The Victory Column, in the background, was made taller and relocated for Hitler's 50th birthday celebration on April 20, 1939, with a massive
display of German military might including a parade of troops and army
hardware and an accompanying air show.
James
Lewis at American Thinker says the Berlin
scene is the product of Obama’s runaway
egotistical blind spot: “A Nuremberg-style mass rally
in Germany
is not exactly the natural stage for an American presidential candidate to strut
his stuff. It's exactly the opposite of the usual politician's
schtick in America.
"I'm just a little ole country
boy" assures the voters that you don't have the swelled
head.”
David
Brooks, op-ed writer at The New York Times, admits Obama’s schtick
has finally worn thin by hearing the same stump speech since Iowa.
“When
I
first heard this sort of radically optimistic speech in Iowa, I have to
confess my American soul was
stirred. It seemed like the overture for a new yet quintessentially
American
campaign. But now it is more than half a year on, and the
post-partisanship of Iowa has given way to the post-nationalism of
Berlin, and it turns out
that the vague overture is the entire symphony. The golden rhetoric
impresses
less, the evasion of hard choices strikes one more… the speech fed the
illusion that we could solve our problems if only people mystically
come
together… This was the end of history on acid.”
Brooks
concludes that Obama “has grown accustomed to putting on this sort of
saccharine show for the rock concert masses, and in Berlin his act jumped the shark. His words
drift far from reality, and not only when talking about the Senate Banking
Committee. His Berlin Victory Column treacle would have made Niebuhr sick to
his stomach.”
Lordy David, you sound like the Obama acid kool-aid has
worn off. You better go back to the cooler and get another drink before you get
fired.
Washington
Post columnist Howard Kurtz quotes another reporter who also sounds like his
kool-aid wore off, Chicago
Tribune columnist John Kass, who wrote of the Obama world tour coverage:
"McCain is now cast as the crabby uncle who visits and shrieks there's no
gin in your house," while Obama is "busy fighting off throngs of
reporters, a cast of thousands as urgent and impassioned as in those old
Hollywood biblical epics."
Kurtz also quotes Ralph Begleiter, a former CNN correspondent, now
journalist in residence at the University
of Delaware, who says the notion that Obama was making real news -- as
opposed to exploiting pretty backdrops -- is "a sham argument. Of course
it's a photo op. If he wanted to go to Afghanistan as a senator, he could
have done it."
I could be wrong and often am, but I think Obama's ego has finally been put on such obvious display with his over-the-top speech in Berlin that this will be the turning point when voters begin to ask, as Charles Krauthammer did a week ago, Who Does He Think He Is?

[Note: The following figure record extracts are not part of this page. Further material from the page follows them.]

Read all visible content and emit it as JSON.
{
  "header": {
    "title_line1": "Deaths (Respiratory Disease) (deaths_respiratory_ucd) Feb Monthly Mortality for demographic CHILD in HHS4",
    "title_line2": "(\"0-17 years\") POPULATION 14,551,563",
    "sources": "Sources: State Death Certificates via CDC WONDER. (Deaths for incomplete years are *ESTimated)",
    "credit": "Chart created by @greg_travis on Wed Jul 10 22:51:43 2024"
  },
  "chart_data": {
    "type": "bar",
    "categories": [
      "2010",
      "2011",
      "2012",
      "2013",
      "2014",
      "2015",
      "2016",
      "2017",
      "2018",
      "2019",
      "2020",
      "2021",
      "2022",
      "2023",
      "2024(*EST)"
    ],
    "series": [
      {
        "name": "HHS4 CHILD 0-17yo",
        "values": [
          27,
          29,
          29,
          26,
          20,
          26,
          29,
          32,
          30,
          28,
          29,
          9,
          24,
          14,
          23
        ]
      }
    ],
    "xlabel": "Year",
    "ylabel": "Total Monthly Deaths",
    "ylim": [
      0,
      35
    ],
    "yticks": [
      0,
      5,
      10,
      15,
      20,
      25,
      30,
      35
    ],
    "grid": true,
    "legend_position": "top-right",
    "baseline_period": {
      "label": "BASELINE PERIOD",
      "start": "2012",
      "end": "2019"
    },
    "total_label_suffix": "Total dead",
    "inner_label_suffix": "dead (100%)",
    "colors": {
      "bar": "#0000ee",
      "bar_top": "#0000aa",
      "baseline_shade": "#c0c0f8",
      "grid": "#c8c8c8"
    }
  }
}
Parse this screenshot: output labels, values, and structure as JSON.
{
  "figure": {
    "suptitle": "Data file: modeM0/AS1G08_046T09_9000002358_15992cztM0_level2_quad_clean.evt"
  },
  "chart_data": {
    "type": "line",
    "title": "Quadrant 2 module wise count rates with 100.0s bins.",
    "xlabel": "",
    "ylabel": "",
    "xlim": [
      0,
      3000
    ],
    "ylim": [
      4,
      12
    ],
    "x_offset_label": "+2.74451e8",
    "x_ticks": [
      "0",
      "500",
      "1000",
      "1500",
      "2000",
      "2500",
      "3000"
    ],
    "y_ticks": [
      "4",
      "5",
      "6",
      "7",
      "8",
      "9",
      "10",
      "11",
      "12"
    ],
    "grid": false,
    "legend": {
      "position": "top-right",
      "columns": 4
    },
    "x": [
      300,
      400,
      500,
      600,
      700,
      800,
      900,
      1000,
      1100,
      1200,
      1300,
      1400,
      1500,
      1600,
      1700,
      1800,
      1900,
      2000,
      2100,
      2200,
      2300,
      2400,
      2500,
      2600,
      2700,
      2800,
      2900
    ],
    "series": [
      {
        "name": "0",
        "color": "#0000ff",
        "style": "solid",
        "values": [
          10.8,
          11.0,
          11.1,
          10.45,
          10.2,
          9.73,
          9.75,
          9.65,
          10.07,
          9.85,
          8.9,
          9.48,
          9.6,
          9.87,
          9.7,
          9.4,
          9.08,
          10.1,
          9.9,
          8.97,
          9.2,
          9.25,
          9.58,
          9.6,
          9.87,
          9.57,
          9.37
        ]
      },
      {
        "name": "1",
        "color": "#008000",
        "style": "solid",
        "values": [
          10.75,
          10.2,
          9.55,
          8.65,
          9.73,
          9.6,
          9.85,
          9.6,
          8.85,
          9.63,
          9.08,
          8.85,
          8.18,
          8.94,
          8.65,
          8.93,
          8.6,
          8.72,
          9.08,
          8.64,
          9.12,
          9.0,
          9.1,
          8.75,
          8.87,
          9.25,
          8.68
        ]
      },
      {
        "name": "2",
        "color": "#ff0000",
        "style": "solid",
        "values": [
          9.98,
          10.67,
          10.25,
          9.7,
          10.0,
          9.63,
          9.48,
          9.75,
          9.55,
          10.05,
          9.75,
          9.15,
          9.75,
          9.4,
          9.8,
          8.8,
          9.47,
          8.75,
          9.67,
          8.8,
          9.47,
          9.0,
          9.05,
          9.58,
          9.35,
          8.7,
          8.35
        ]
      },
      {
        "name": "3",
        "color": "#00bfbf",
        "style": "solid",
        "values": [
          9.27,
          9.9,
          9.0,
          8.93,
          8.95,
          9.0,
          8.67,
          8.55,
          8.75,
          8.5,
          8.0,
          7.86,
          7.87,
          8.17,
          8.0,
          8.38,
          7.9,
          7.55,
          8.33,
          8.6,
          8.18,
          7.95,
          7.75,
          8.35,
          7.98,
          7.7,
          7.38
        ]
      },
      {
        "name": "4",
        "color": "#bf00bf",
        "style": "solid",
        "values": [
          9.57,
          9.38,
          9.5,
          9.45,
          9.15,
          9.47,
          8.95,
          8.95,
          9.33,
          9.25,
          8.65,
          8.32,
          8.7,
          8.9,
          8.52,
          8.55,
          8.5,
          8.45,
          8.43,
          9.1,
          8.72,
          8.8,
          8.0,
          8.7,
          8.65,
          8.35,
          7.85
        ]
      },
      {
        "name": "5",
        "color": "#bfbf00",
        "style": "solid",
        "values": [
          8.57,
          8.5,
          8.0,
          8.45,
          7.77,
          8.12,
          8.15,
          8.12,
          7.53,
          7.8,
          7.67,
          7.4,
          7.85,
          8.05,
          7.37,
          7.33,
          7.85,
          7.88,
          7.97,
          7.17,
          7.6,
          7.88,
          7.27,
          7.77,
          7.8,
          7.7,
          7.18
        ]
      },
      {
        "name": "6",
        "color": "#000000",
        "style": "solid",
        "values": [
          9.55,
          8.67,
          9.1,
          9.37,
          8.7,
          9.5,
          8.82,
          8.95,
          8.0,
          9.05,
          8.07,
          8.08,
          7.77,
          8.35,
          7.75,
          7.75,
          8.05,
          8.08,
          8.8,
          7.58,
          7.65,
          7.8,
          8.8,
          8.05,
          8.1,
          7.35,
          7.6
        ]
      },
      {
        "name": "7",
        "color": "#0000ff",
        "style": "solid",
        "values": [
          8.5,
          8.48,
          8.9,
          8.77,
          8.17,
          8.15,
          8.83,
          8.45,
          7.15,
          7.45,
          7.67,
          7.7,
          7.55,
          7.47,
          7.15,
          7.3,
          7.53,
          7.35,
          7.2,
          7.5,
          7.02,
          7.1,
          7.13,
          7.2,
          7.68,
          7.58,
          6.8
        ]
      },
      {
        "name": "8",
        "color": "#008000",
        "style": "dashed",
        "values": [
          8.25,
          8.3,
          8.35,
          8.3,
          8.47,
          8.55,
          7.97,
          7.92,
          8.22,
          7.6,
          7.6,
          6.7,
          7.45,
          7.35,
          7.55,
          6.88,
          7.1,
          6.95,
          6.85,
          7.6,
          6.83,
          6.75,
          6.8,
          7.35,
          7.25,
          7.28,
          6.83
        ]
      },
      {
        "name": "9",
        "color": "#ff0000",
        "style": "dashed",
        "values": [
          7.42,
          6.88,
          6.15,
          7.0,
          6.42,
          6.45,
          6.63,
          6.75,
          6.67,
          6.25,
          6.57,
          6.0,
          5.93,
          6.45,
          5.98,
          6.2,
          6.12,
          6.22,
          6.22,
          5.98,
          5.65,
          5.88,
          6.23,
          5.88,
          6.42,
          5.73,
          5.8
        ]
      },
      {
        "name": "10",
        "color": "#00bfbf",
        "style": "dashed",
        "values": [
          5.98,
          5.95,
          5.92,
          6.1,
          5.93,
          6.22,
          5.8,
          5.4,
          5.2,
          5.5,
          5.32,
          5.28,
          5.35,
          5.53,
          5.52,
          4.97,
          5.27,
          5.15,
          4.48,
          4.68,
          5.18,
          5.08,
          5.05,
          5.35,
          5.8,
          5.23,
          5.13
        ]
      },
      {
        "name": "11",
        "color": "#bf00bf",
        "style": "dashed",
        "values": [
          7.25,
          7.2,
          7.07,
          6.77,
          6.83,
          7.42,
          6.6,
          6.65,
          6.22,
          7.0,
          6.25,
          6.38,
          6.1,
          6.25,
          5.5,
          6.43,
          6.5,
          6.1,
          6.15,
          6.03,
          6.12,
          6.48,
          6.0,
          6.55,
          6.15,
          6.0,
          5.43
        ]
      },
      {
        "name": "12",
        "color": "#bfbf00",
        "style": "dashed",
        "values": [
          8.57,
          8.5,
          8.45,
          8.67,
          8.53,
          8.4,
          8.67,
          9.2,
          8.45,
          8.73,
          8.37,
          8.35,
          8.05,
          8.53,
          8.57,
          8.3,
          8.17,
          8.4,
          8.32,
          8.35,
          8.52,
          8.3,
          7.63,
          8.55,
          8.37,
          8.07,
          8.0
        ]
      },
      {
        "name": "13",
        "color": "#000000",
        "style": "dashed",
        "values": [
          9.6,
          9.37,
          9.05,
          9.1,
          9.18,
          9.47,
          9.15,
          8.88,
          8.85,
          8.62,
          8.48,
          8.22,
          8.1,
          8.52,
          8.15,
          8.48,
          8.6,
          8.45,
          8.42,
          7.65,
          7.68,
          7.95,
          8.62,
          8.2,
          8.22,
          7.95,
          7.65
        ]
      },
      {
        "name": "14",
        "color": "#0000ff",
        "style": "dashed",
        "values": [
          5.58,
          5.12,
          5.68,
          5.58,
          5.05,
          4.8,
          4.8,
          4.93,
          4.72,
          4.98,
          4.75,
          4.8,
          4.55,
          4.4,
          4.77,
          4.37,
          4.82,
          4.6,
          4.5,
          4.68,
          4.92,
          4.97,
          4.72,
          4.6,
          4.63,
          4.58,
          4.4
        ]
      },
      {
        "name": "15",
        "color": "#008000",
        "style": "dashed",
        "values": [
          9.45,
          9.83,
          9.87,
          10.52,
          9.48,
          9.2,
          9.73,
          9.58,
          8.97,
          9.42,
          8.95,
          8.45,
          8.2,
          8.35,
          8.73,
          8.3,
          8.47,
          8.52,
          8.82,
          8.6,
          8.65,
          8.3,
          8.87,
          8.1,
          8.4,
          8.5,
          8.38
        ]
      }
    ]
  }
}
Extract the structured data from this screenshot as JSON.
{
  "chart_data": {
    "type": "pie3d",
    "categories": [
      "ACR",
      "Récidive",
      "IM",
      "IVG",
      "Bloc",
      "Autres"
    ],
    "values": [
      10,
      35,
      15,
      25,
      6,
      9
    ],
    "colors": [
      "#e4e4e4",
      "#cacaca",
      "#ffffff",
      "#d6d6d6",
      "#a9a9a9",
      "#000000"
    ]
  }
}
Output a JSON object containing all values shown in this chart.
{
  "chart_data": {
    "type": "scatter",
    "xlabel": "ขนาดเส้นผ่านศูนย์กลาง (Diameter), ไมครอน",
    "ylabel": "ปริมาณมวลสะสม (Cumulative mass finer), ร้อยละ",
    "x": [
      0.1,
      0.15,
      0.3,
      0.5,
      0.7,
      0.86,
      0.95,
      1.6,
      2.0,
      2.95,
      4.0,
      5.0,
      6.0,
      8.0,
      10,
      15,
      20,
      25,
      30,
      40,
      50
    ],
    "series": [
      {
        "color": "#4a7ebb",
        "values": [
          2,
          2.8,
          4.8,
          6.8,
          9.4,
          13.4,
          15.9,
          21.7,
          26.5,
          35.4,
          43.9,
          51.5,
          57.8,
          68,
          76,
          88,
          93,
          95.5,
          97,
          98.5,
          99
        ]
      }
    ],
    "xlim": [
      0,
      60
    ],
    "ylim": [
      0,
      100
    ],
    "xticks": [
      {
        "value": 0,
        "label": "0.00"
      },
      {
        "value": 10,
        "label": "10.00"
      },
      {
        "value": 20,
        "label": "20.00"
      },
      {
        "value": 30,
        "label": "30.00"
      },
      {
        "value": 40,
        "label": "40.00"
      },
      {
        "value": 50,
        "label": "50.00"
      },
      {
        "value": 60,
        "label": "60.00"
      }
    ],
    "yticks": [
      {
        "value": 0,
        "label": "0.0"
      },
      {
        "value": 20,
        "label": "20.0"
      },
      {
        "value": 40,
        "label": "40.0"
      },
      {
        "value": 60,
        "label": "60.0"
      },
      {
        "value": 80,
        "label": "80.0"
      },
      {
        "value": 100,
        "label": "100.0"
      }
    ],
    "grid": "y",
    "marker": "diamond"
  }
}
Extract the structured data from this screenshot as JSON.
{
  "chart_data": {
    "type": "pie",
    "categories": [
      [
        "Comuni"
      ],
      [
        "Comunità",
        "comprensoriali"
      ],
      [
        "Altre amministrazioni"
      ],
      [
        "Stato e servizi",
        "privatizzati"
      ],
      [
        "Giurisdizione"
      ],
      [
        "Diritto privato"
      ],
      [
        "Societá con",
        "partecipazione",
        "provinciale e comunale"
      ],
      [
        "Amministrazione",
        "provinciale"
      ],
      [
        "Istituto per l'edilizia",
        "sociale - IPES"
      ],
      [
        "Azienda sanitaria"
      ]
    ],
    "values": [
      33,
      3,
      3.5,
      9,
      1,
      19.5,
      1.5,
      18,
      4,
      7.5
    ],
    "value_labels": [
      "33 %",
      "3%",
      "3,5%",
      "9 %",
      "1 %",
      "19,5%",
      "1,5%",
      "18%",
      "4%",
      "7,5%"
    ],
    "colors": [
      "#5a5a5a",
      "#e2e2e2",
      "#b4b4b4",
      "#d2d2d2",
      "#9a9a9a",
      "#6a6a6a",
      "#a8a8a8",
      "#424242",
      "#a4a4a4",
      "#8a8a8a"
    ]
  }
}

Slublog answers the question.
President Kennedy went to Berlin to make a speech declaring America's resolve to win the Cold War. President Reagan went to Berlin to make a speech that proclaimed the victorious end of the Cold War with "Mr. Gorbachev, tear down this wall!"
Obama went to Berlin to offer himself to the world as the "new messiah." There's only one Messiah. And it ain't Obama.